OM eist 12 tot 18 maanden cel voor geweld tegen politie bij illegaal feest tijdens lockdown
Het is 1 januari 2021, Nederland is in lockdown, mensen worden geacht anderhalve meter afstand van elkaar te houden, publieke voorzieningen zijn dicht. Tientallen mensen vieren desondanks de jaarwisseling, dicht op elkaar in een bunker in het bosgebied net buiten Arnhem. De muziek staat hard. Veel aanwezigen zijn onder invloed van drank of drugs. De politie heeft opdracht van de burgemeester het feest te beëindigen en het terrein te ontruimen. Een groot deel van de bezoekers geeft gehoor aan de oproep van de politie en vertrekt. Een kleinere groep illegale feestgangers reageert echter met agressie. Er worden beledigingen geschreeuwd en er wordt met flessen en stenen gegooid. Twee agenten raken gewond.
“Ik kan met recht zeggen dat dit één van de meest heftige ervaringen is geweest en ik op de meeste weerstand ooit ben gestuit”, aldus een ervaren politieman die de betreffende avond zijn werk deed. Drie verdachten van 31, 34 en 36 jaar stonden vandaag voor rechter in Arnhem. Voor onder meer zware mishandeling in vereniging en belediging hoorden de 31-jarige en de 34-jarige 18 maanden gevangenisstraf tegen zich eisen, waarvan 6 voorwaardelijk. Tegen de 36-jarige, die een iets kleinere rol had volgens het OM, eiste de officier 12 maanden cel, waarvan ook 6 voorwaardelijk. Voor alle drie geldt een proeftijd van 2 jaar.

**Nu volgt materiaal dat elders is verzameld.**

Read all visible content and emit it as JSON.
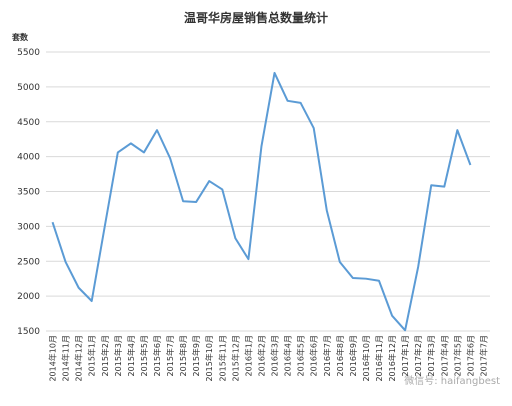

“De manier waarop deze groep, waar de verdachten onderdeel van waren, heeft gehandeld gaat alle perken te buiten”, stelde de officier van justitie in haar requisitoir. “In het bijzonder omdat er door de verdachten fors geweld tegen de politie werd gebruikt.” De officier neemt de verdachten bijzonder kwalijk dat zij geen enkele verantwoordelijkheid nemen. Niet voor hun gewelddadige gedrag, noch voor het ingaan tegen alle Covid-maatregelen. “Was gewoon weggegaan. Dat kon immers óók”, aldus de officier.
Voor de getroffen agenten zijn de gevolgen ernstig en langdurig. Zij moesten diverse medische behandelingen ondergaan, maar hebben ook psychisch veel last van het gebeuren. Zij hebben de situatie als zeer dreigend ervaren. Ook hun gezinsleden hebben de impact hiervan gevoeld, of voelen dit nog steeds. Eén van de agenten verloor een voortand doordat hij door een hard voorwerp werd geraakt. Ook de andere voortand moet op termijn vervangen worden door een implantaat. Verder is zijn bovenlip blijvend ontsierd met littekens van de hechtingen. Een andere agent raakte gewond aan zijn hoofd. Hij liep een hersenschudding op. Ook hij hield er een litteken aan over en kampt bovendien nu, ruim twee jaar na het incident, nog steeds met aanzienlijke psychische klachten.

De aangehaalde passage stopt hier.